In einem anderen Sprengel war der Erstgeborene auf einem Acker begraben
worden, denn er hatte sich nie zu Gottes Tische begeben. Diesen hatten
Etliche heimlich ausgegraben und ihn sitzend gefunden, das Laken fressend,
dem hatten sie den Hals abgestochen, daß sein Blut die Aufgräber besprengte,
wie sie denn vom leidigen Teufel verblendet nichts anderes sehen konnten.
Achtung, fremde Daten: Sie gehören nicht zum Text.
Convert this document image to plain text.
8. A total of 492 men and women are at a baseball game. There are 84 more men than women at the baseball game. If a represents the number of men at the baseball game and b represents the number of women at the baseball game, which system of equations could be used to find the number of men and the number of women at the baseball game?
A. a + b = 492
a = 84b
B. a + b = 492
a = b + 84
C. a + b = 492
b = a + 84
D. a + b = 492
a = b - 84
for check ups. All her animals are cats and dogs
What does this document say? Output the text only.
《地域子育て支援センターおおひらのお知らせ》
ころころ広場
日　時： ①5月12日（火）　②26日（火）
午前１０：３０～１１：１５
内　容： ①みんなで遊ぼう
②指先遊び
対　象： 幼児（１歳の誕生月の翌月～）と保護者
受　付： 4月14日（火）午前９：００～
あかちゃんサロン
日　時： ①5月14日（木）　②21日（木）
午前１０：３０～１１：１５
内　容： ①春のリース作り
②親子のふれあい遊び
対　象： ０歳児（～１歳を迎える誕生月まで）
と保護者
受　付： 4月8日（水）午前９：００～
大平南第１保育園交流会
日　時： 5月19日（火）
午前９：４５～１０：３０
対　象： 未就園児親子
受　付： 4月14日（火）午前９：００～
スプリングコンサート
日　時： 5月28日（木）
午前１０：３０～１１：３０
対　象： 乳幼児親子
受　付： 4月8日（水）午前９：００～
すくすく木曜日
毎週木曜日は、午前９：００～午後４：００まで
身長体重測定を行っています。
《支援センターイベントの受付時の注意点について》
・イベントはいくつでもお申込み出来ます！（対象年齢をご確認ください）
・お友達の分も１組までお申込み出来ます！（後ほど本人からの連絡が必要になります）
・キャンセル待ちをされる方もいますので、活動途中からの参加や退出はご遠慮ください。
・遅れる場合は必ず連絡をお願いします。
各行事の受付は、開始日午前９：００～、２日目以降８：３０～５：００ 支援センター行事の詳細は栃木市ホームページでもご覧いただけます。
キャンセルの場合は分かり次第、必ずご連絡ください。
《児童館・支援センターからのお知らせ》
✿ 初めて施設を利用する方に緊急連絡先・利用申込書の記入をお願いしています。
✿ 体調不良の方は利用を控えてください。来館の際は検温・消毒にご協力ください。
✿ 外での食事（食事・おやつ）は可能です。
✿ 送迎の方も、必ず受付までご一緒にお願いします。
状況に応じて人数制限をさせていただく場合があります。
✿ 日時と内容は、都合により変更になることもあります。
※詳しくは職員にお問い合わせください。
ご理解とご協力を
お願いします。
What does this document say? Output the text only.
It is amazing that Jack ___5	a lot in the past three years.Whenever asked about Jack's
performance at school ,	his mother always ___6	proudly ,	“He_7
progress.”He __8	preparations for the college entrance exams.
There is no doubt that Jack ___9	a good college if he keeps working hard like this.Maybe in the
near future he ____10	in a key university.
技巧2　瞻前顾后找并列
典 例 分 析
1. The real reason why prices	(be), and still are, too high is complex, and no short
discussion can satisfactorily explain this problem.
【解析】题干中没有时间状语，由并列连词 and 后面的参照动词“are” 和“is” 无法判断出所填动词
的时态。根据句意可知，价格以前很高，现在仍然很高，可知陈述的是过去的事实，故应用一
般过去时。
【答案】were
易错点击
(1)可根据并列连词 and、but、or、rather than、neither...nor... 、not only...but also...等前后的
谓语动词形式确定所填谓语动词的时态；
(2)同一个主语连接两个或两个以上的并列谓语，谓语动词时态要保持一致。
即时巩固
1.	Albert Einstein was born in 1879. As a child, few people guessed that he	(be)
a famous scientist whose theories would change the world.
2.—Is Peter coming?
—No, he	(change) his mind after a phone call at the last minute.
Aber es bekam ihnen übel, denn sie fanden zu Hause überall kranke Leute
und es starben hernach viel mehr denn zuvor, weil in dem Reviere nur sechs
Ackerbürger und etliche Gärtner wohnten, und gleichwohl 49 Personen
daraus starben, ohne die, welche sie aufs Feld begraben hatten.

Dieselbe Historie hat Noverius, ein Magister, gen Wittenberg an Dr. Martin
Luther geschrieben, daß ein Weib aus seinem Orte gestorben, fresse sie sich
selbst im Grabe auf und darum wären bald alle daselbst gestorben.